Representing the United States
IAAF Championships
| 2018 | 2018 IAAF World Junior (U20) Championships | 11th | 800 m | 2:03.95 |
| 2016 | 2016 IAAF World Junior (U20) Championships | 1st | 800 m | 2:04.52 |
| 1st | 4x400 m | 3:29.11 |
| 2015 | 2015 IAAF World Youth (U18) Championships | 1st | 800 m | 2:03.54 |
| 1st | Mixed 4 × 400 metres relay | 3:19.54 |
USA Track and Field Championships
Representing Adidas
| 2023 | 2023 USA Outdoor Track and Field Championships | 7th | 800 m | 2:02.07 |
| 2023 USA Indoor Track and Field Championships | 6th | 800 m | 2:03.04 |
| 2022 | 2022 USA Outdoor Track and Field Championships | 10th | 800 m | 2:00.90 |
| 2022 USA Indoor Track and Field Championships | 6th | 800 m | 2:03.92 |
| 2021 | 2020 United States Olympic Trials | 31st | 800 m | 2:03.83 |
| 2020 | 2020 USA Track & Field Indoor Championships | 4th | 800 m | 2:04.11 |
| 2019 | 2019 USA Outdoor Track and Field Championships | 6th | 800 m | 2:01.70 |
Representing Texas A&M University
| 2018 | USA Junior (U20) Outdoor Track and Field Championships | 1st | 800 m | 2:01.46 |
Representing Rush-Henrietta High School
| 2017 | 2017 USA Outdoor Track and Field Championships | 6th | 800 m | 2:00.99 |
| 2017 USA Indoor Track and Field Championships | 4th | 1000 m | 2:40.72 |
| 2016 | USA Junior (U20) Outdoor Track and Field Championships | 1st | 800 m | 2:02.91 |
| 2015 | USA Junior (U18) Outdoor Track and Field Championships | 1st | 800 m | 2:01.46 |
| 2014 | USATF National Junior Olympic Track & Field Championships | 3rd | 400 m | 54.94 |
| 2nd | 800 m | 2:06.35 |

==NCAA==
Watson placed first in 800 meters in a time of 2:04.21 at the 2018 NCAA Division I Outdoor Track and Field Championships in Eugene, Oregon.

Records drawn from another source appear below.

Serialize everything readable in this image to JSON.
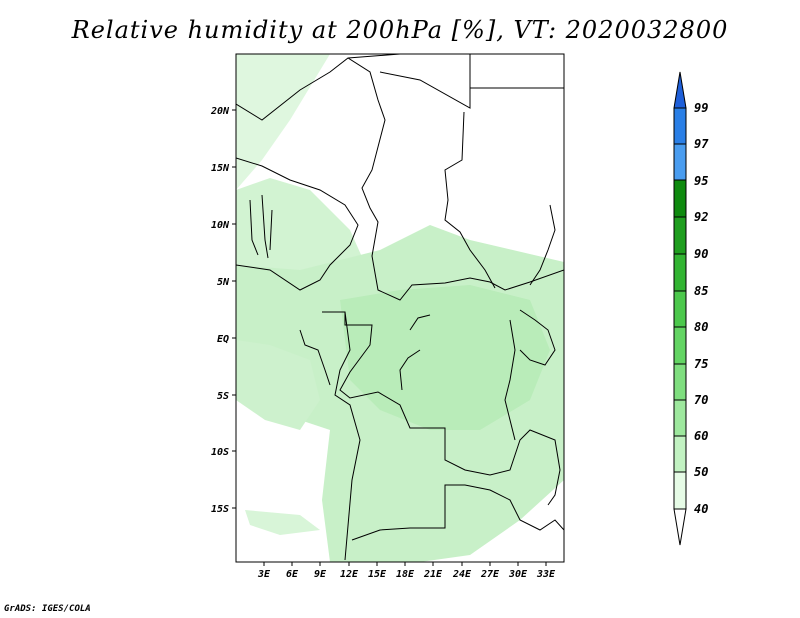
{
  "title": "Relative humidity at 200hPa [%], VT: 2020032800",
  "credit": "GrADS: IGES/COLA",
  "map": {
    "region": "Central Africa",
    "lat_labels": [
      "20N",
      "15N",
      "10N",
      "5N",
      "EQ",
      "5S",
      "10S",
      "15S"
    ],
    "lon_labels": [
      "3E",
      "6E",
      "9E",
      "12E",
      "15E",
      "18E",
      "21E",
      "24E",
      "27E",
      "30E",
      "33E"
    ]
  },
  "colorbar": {
    "labels": [
      "99",
      "97",
      "95",
      "92",
      "90",
      "85",
      "80",
      "75",
      "70",
      "60",
      "50",
      "40"
    ],
    "colors": [
      "#1e5fd9",
      "#2a7fe6",
      "#4a9df0",
      "#0e8a0e",
      "#1f9e1f",
      "#32b432",
      "#4cc84c",
      "#63d463",
      "#7fde7f",
      "#9ee89e",
      "#c2f2c2",
      "#e6fbe6"
    ]
  }
}
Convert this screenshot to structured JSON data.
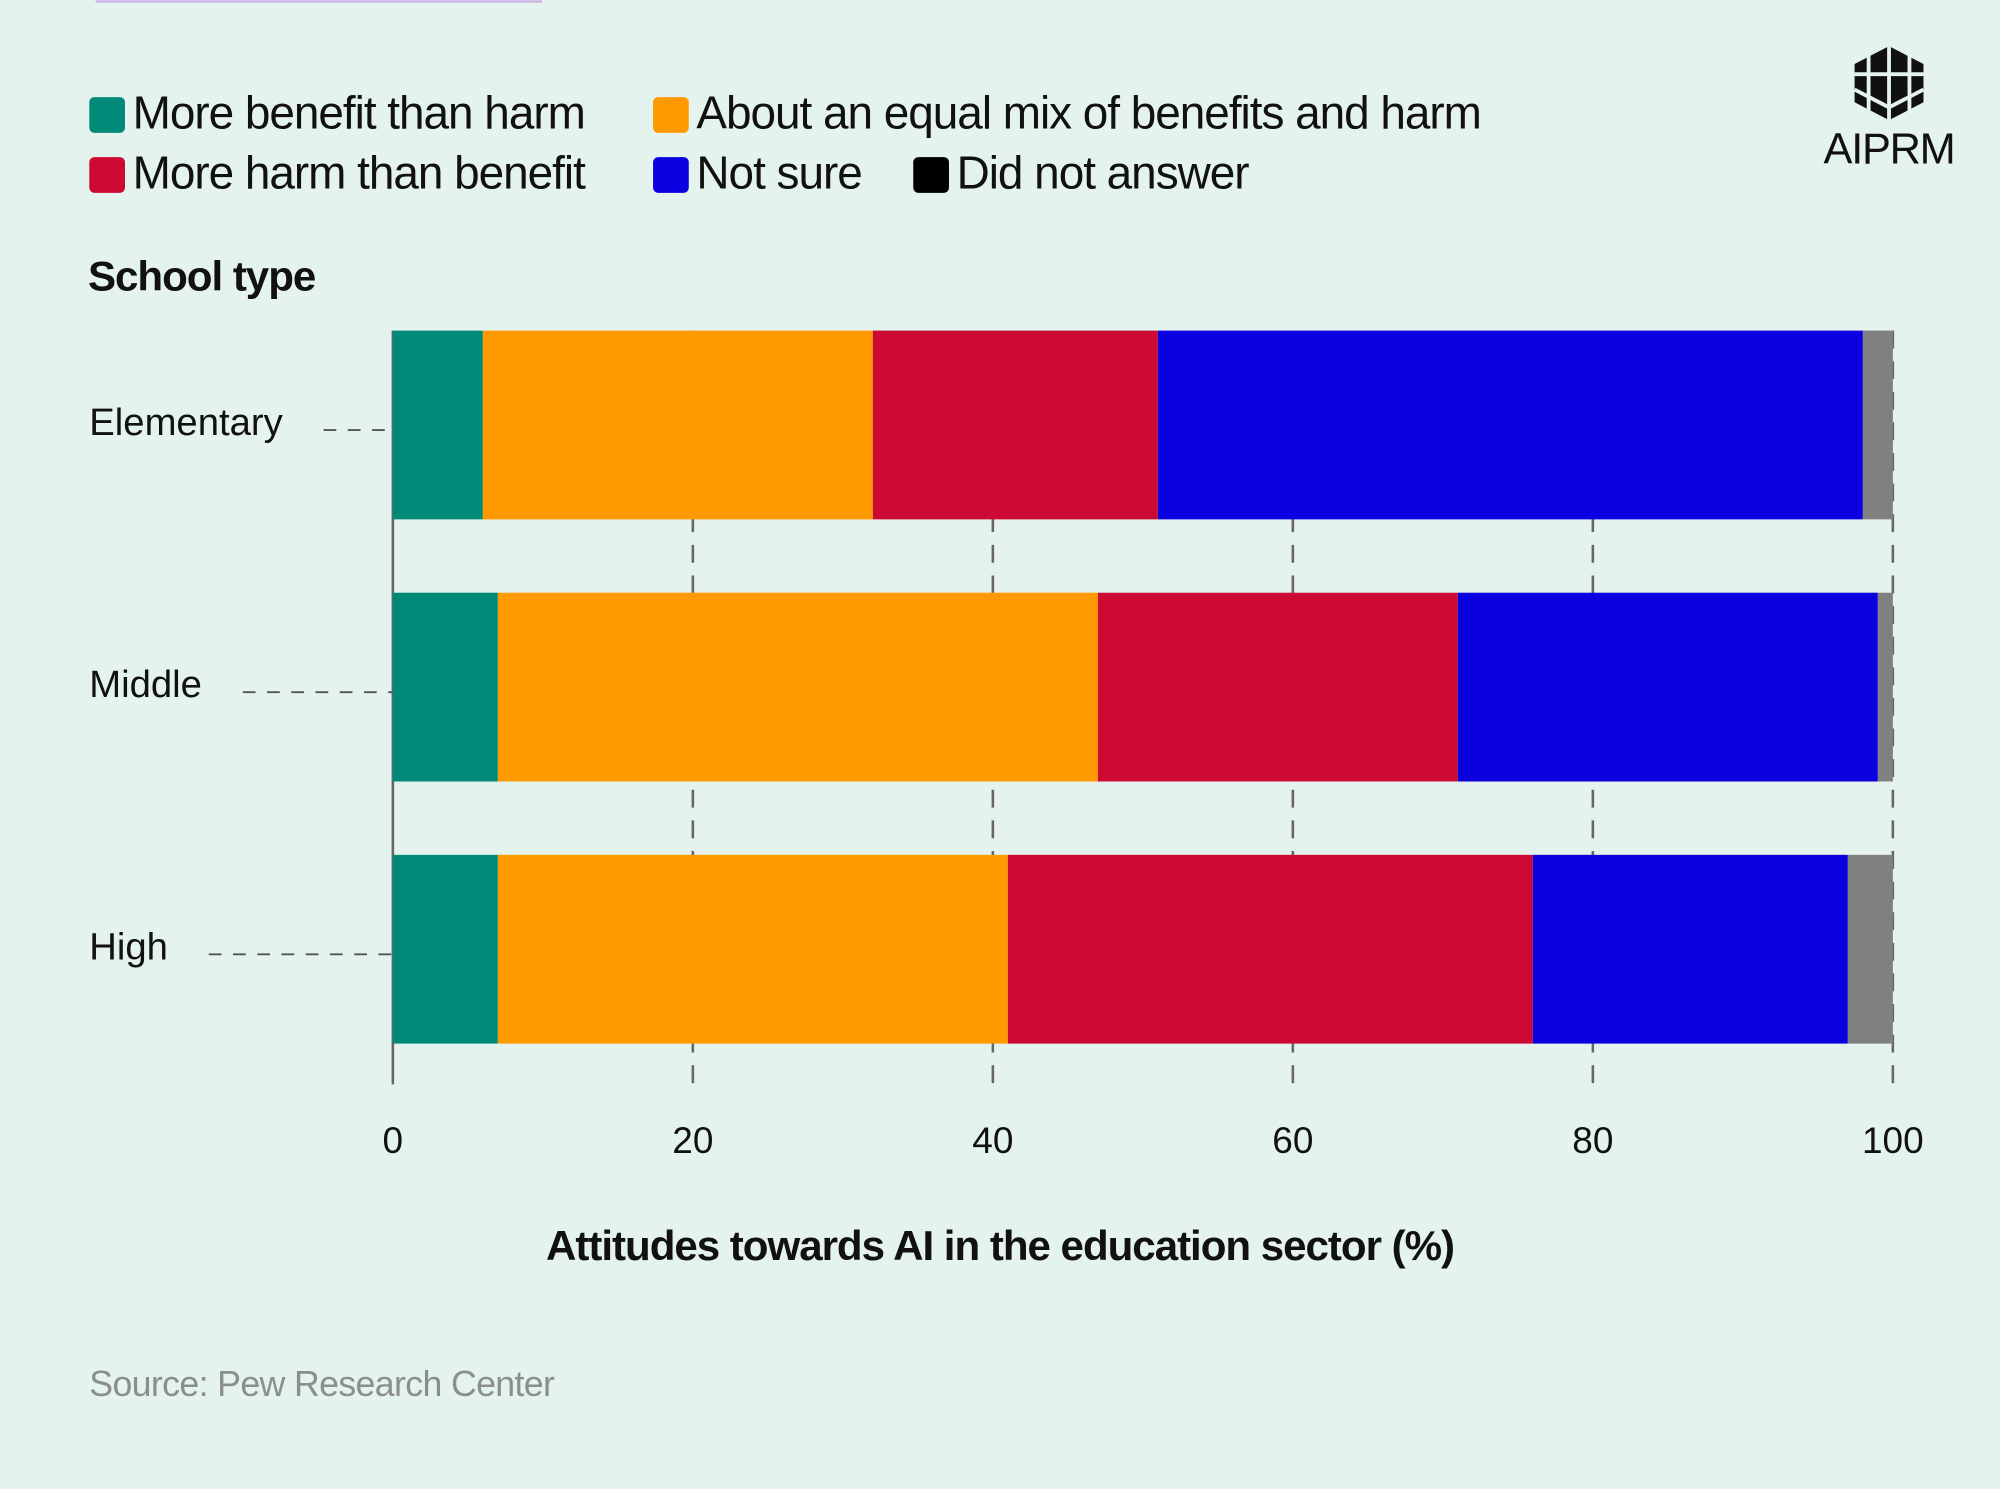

Watson placed first in 800 meters in a time of 2:03.37 at the 2018 Southeastern Conference Outdoor Track and Field Championships in Knoxville, Tennessee.

Watson placed third in 800 in a time of 2:02.65 at the 2018 NCAA Division I Indoor Track and Field Championships in College Station, Texas after winning her first title in the 800 m at 2018 SEC Indoor Track & Field Championships.

Watson ran on the 4th place Distance medley relay at Southeastern Conference final. Watson ran a time of 2:42.12 in the 1,000m which ranks seventh on the collegiate indoor all-time list and bettered the Texas A&M University school record of 2:43.15 set last season by Jasmine Fray. Texas A&M's Sammy Watson anchored the Aggie distance medley relay to a school and meet record of 11:12.06 to win the event at the Ted Nelson Invitational.

Representing Texas A&M University
| Year | Southeastern Conference Indoor track and field Championships | NCAA Indoor Championships | Southeastern Conference Outdoor track and field Championships | NCAA Division I Outdoor track and field Championships |
| 2018 | 800 m 1st 2:04.25 | 800 m 3rd 2:02.65 | 800 m 1st 2:03.37 | 800 m 1st 2:04.21 |
| DMR 4th 11:21.86 |  | 4x400 m 5th 3:29.61 |  |

==Prep==
In the 800m, Watson's 2:00.65 ranks third all-time in United States high school and she also produced five of the top 10 all-time performances. Watson's career best times by Watson from her high school career include 52.69 (400 meters), 1:27.13 (600 meters indoors), 2:00.65 (800 meters), 4:22.09 (1,500 meters) and 4:47.49 (mile indoors). In 2017 indoor season, Watson established national high school records at 600 meters (1:27.13), 800 meters (2:01.78) and 1,000 meters (2:40.72 A).

In the 2017 outdoor track season, Watson placed 5th in a time of 55.90 in 400 meters and 2nd in one mile invitational section in 4:47.72 at Arcadia Invitational in April 2017, ran 2:01.47 placed 3rd behind 1:59.87 winner Charlene Lipsey and runner up Chrishuna Williams in 800 meters at Prefontaine Classic in May 2017, placed 2nd in a time of 2:00.78 behind 1:59.57 winner Charlene Lipsey in 800 meters on June 2 at Adidas Boost Boston Games, and won 800 meters title in a time of 2:05.70 at 2017 New Balance Nationals Outdoor in Aggie Stadium in Greensboro, North Carolina on June 18, 2017 (1 week before USA Outdoor in Sacramento, California).